In unserem Psychosozialen Zentrum finden Menschen mit psychischen und sozialen Problemen umfassende Hilfe, Beratung und Therapie: Neben den FachärztInnen und dem Krankenhauspersonal der Sozialpsychiatrischen Ambulanz umfasst das Zentrum vier Krisenzimmer; diese bieten in akuten seelischen Krisen Betreuung rund um die Uhr; in den 11 Beratungsräumen finden durchgehend therapeutische Gespräche und Therapiegruppen statt. 3.500 Menschen, vor allem aus Linz-Urfahr und Urfahr-Umgebung nutzen hier jährlich die professionelle Hilfe für die Psyche.

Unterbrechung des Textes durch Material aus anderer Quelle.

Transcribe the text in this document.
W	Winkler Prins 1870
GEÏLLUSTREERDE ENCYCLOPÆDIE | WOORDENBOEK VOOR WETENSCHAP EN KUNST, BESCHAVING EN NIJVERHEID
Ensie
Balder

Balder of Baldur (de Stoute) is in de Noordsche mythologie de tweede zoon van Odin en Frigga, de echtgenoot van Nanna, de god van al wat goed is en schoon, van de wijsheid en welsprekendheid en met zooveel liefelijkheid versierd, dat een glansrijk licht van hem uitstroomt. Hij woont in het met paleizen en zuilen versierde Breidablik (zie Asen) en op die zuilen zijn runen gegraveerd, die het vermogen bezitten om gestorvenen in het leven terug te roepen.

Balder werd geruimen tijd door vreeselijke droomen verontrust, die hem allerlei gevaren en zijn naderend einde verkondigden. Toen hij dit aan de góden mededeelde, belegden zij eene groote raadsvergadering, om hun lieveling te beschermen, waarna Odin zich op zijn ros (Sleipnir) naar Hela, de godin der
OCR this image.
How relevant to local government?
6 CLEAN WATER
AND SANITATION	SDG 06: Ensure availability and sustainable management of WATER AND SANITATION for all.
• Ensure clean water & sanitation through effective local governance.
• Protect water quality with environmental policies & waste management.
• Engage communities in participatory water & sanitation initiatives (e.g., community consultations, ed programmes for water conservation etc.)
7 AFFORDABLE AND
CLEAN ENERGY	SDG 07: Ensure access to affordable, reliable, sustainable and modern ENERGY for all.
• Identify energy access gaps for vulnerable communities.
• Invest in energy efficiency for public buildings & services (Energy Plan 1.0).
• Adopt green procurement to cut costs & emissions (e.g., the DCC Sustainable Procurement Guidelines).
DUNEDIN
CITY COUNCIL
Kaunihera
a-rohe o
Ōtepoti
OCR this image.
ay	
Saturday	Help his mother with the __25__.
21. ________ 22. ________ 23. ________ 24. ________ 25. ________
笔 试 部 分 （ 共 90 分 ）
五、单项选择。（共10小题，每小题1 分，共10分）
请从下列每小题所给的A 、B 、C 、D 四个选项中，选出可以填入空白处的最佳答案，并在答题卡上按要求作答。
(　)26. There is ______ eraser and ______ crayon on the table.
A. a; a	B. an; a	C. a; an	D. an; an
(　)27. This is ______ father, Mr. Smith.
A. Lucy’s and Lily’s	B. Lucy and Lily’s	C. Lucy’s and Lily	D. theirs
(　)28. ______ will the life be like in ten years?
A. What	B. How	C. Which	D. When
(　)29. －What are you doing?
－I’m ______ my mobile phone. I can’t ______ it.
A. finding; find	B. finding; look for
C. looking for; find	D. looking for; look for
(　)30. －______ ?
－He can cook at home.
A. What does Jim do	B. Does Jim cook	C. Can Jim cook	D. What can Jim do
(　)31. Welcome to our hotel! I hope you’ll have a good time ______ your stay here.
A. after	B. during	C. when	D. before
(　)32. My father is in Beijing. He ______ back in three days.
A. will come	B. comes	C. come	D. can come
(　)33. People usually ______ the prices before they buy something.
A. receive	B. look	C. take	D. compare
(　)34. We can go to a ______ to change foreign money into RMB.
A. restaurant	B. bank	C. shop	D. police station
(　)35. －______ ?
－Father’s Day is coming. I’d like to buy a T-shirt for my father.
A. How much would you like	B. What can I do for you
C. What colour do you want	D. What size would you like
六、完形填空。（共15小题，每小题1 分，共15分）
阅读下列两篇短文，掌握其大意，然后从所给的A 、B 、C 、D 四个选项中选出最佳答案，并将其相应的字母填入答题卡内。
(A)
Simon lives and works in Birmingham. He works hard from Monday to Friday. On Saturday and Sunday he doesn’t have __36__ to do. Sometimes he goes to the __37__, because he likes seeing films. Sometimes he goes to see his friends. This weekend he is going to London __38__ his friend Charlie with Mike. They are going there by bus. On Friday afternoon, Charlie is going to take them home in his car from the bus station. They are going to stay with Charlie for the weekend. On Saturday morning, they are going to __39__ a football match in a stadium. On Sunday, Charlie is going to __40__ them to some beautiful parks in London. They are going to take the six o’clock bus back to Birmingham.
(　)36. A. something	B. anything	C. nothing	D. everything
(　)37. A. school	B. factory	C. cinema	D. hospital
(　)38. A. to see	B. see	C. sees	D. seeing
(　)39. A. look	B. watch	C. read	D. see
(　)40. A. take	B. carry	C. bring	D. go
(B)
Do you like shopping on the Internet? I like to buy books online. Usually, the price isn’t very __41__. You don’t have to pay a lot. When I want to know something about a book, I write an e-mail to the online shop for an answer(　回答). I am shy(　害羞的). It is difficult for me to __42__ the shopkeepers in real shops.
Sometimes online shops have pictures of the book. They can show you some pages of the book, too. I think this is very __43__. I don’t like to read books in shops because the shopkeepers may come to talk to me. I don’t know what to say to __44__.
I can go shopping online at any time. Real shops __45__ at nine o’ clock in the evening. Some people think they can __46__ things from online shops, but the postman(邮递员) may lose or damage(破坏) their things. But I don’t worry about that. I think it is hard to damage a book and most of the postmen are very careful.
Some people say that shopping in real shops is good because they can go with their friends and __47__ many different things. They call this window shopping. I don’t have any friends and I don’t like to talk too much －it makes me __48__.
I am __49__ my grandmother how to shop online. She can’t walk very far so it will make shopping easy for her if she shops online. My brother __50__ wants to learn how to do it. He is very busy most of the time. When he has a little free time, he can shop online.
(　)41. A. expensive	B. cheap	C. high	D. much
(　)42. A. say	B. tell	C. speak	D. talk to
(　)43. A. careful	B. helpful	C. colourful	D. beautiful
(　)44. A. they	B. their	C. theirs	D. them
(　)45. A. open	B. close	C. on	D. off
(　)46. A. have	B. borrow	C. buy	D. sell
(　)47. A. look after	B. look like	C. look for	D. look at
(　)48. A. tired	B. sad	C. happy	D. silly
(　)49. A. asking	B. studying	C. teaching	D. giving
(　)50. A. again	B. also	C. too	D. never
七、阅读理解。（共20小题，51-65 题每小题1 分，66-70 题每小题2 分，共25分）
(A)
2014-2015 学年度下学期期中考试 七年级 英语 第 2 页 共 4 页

„Es ist uns völlig unverständlich, wie ein Spiellokal vor den Toren eines Psychosozialen Zentrums überhaupt möglich sein könnte. In anderen Bundesländern gibt es vor Schulen und Krankenanstalten Hundert- Meter-Schutzzonen, in denen ein Wettlokal grundsätzlich nicht möglich ist, zum Schutz von Jugendlichen und Suchtgefährdeten. Bei uns allerdings droht ein Wettlokal direkt vor dem Tor eines Psychosozialen Zentrums mit Krisenzimmern und Krankenanstalt bewilligt zu werden“, sagt Christian Cakl, kaufmännischer Geschäftsführer, „verdienen also Jugendliche und Suchtgefährdete in Linz weniger Schutz als etwa in Bregenz?“
„Wir müssen befürchten, dass ein 300 m2 großes Wettlokal direkt am Standort unseres Psychosozialen Zentrums den Zugang für Hilfesuchende erschwert und beeinträchtigt“, erklärt Regina Nening-Dougan. „Denn Ängste sind das häufigste Hindernis für Menschen mit psychischen Erkrankungen, sich rechtzeitig in Behandlung zu begeben“, erklärt die fachliche Geschäftsführerin weiter. „Daher ist die angstfreie Erreichbarkeit der Hilfsangebote für die Wirksamkeit ganz entscheidend. Werden hier neue Hürden aufgebaut, können die Folgen schwerwiegend sein. Etwa eine Chronifizierung von Erkrankungen und damit ein lebenslanges Leiden, das bei rechtzeitiger Behandlung vermeiden werden hätte können, kann dann eintreten.“
Das gilt vor allem für Menschen mit traumatischen Erlebnissen. Diese finden in den Krisenzimmern professionelle Betreuung rund um die Uhr. Mehr als 400 Menschen waren es im Vorjahr, die in einem der Krisenzimmer Zuflucht vor großer Angst oder Hoffnungslosigkeit gefunden haben. „Diese Personen befinden sich in einer psychischen Ausnahmesituation, diesen wieder etwas Sicherheit zu geben ist hier eine unserer zentralen Aufgaben. Wir befürchten, dass der nächtliche Betrieb eines Wettlokales das unmöglich machen könnte“, erklärt die fachliche Geschäftsführerin.
„Wir haben die Bewilligungsbehörden persönlich, in einer gutachterlichen Stellungnahme und mit anwaltlicher Eingabe sehr ausführlich und engagiert auf diese Gefährdungen hingewiesen und hoffen jetzt darauf, dass das Interesse an einer weiterhin guten Gesundheitsversorgung für Linz-Urfahr und Urfahr Umgebung schwerer wiegt als das Interesse am Betrieb eines weiteren Wettlokals“, appelliert Geschäftsführer Christian Cakl an die zuständigen Behörden, den Bürgermeister von Linz und die Landesregierung von OÖ.